08
November
2019
|
12:00
Europe/Amsterdam

A unique opportunity

A. Lange & Söhne celebrates the fall of the Berlin Wall 30 years ago

A historic date – 9 November marks the 30th anniversary of the fall of the Berlin Wall. The Iron Curtain had previously divided Berlin and Germany into East and West for 28 years. The fall of the Wall not only paved the way to Germany’s reunification but also helped to revive Lange’s watchmaking tradition in Glashütte.

In 1845, inspired by the ambition to craft precise pocket watches, the Dresden watchmaker Ferdinand Adolph Lange established the first watch manufactory in Glashütte. A. Lange & Söhne timepieces quickly gained global acclaim. It was the start of a century-long success story that ended abruptly after the Second World War with the expropriation of the family-owned enterprise.

The turning point as a new beginning

The forced interruption resulting from the cold war and the division of Germany lasted 40 years until Ferdinand Adolph Lange’s great-grandson Walter Lange seized the historic opportunity – shortly after Germany was reunified – to revive his family’s tradition in its fourth generation. This was an emotional event for the 66-year-old trained watchmaker, who had stayed in touch with the people of his home town through annual trips to Glashütte and had never given up hope that his dream to continue the family heritage would come true one day.

In 2000 Walter Lange recalled the autumn of 1989: “One of the most important and likely most memorable days of my life was 9 November, the day on which the Wall fell down [...] I never dreamed that I would live to witness such scenes and later experience reunification. My thoughts immediately turned to the people of my home town Glashütte.”
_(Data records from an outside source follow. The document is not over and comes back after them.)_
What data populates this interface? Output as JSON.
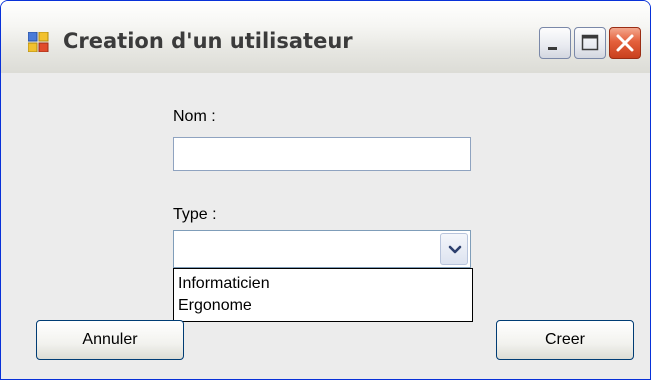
{
  "window": {
    "title": "Creation d'un utilisateur"
  },
  "form": {
    "name_label": "Nom :",
    "name_value": "",
    "type_label": "Type :",
    "type_selected": ""
  },
  "dropdown": {
    "options": [
      "Informaticien",
      "Ergonome"
    ]
  },
  "buttons": {
    "cancel_label": "Annuler",
    "create_label": "Creer"
  },
  "icons": {
    "app": "form-window-icon",
    "minimize": "minimize-icon",
    "maximize": "maximize-icon",
    "close": "close-icon",
    "dropdown": "chevron-down-icon"
  },
  "colors": {
    "window_border": "#0831d9",
    "close_button": "#e4603c",
    "client_background": "#ececec",
    "button_border": "#003c74"
  }
}
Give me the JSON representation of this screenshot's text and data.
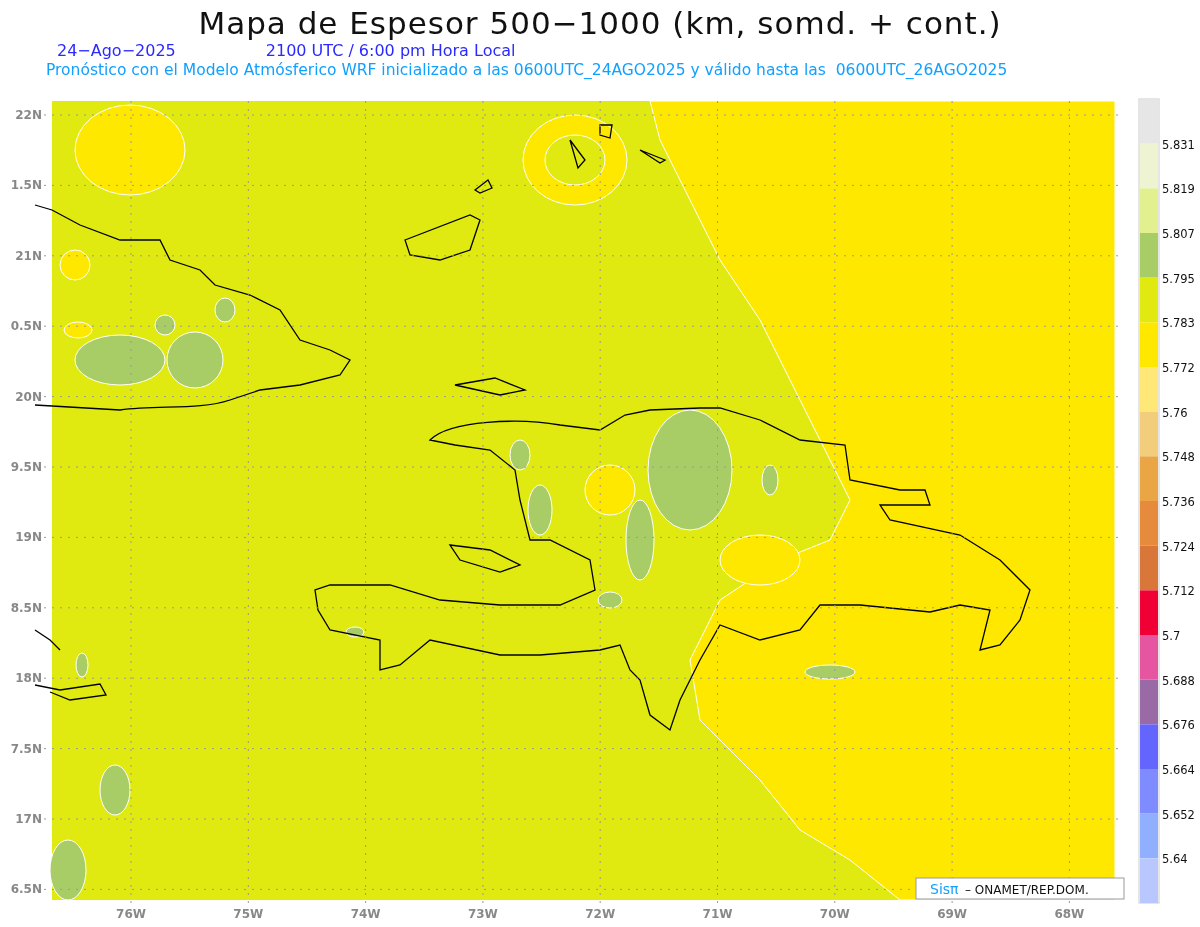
{
  "header": {
    "title": "Mapa de Espesor 500−1000 (km, somd. + cont.)",
    "date": "24−Ago−2025",
    "time": "2100 UTC / 6:00 pm Hora Local",
    "forecast": "Pronóstico con el Modelo Atmósferico WRF inicializado a las 0600UTC_24AGO2025 y válido hasta las  0600UTC_26AGO2025"
  },
  "map": {
    "latitude_labels": [
      "22N",
      "1.5N",
      "21N",
      "0.5N",
      "20N",
      "9.5N",
      "19N",
      "8.5N",
      "18N",
      "7.5N",
      "17N",
      "6.5N"
    ],
    "longitude_labels": [
      "76W",
      "75W",
      "74W",
      "73W",
      "72W",
      "71W",
      "70W",
      "69W",
      "68W"
    ],
    "credit": {
      "brand": "Sisπ",
      "text": "– ONAMET/REP.DOM."
    }
  },
  "legend": {
    "segments": [
      {
        "color": "#e6e6e6"
      },
      {
        "color": "#eef3d2"
      },
      {
        "color": "#e3f08f"
      },
      {
        "color": "#a8cc66"
      },
      {
        "color": "#e0ea10"
      },
      {
        "color": "#ffe800"
      },
      {
        "color": "#ffe878"
      },
      {
        "color": "#f2cd7c"
      },
      {
        "color": "#eaa545"
      },
      {
        "color": "#e68a3c"
      },
      {
        "color": "#d9763a"
      },
      {
        "color": "#f00035"
      },
      {
        "color": "#e655a0"
      },
      {
        "color": "#9a6aa6"
      },
      {
        "color": "#6464ff"
      },
      {
        "color": "#7f8cff"
      },
      {
        "color": "#90b0ff"
      },
      {
        "color": "#b8c8ff"
      }
    ],
    "labels": [
      "5.831",
      "5.819",
      "5.807",
      "5.795",
      "5.783",
      "5.772",
      "5.76",
      "5.748",
      "5.736",
      "5.724",
      "5.712",
      "5.7",
      "5.688",
      "5.676",
      "5.664",
      "5.652",
      "5.64"
    ]
  }
}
Precisely 145 years after his great-grandfather started the business, Walter Lange’s long-nurtured dream finally came true: he re-registered the brand on 7 December 1990. Walter Lange described his feelings in his biography: “Of course, when we began in 1989, I had no other goal in mind than to revive the grand tradition of A. Lange & Söhne in Glashütte. But I was also just as concerned for the people of Glashütte who participate in this tradition and who deserve an intact and competitive watch industry that can offer them work and a livelihood.”

On 24 October 1994, after four years of intensive development work, Walter Lange and his business partner Günter Blümlein acquainted the world with the first four models of the new era, among them the LANGE 1, at the Dresden Royal Palace. With the combination of traditional watchmaking artistry and technical innovations, the collection defined new standards and marked the beginning of a new era.

Today, in Lange boutiques around the world, a small piece of the Berlin Wall – a part of the “Experience Library” – recalls the historic event that paved the way for the revival of A. Lange & Söhne.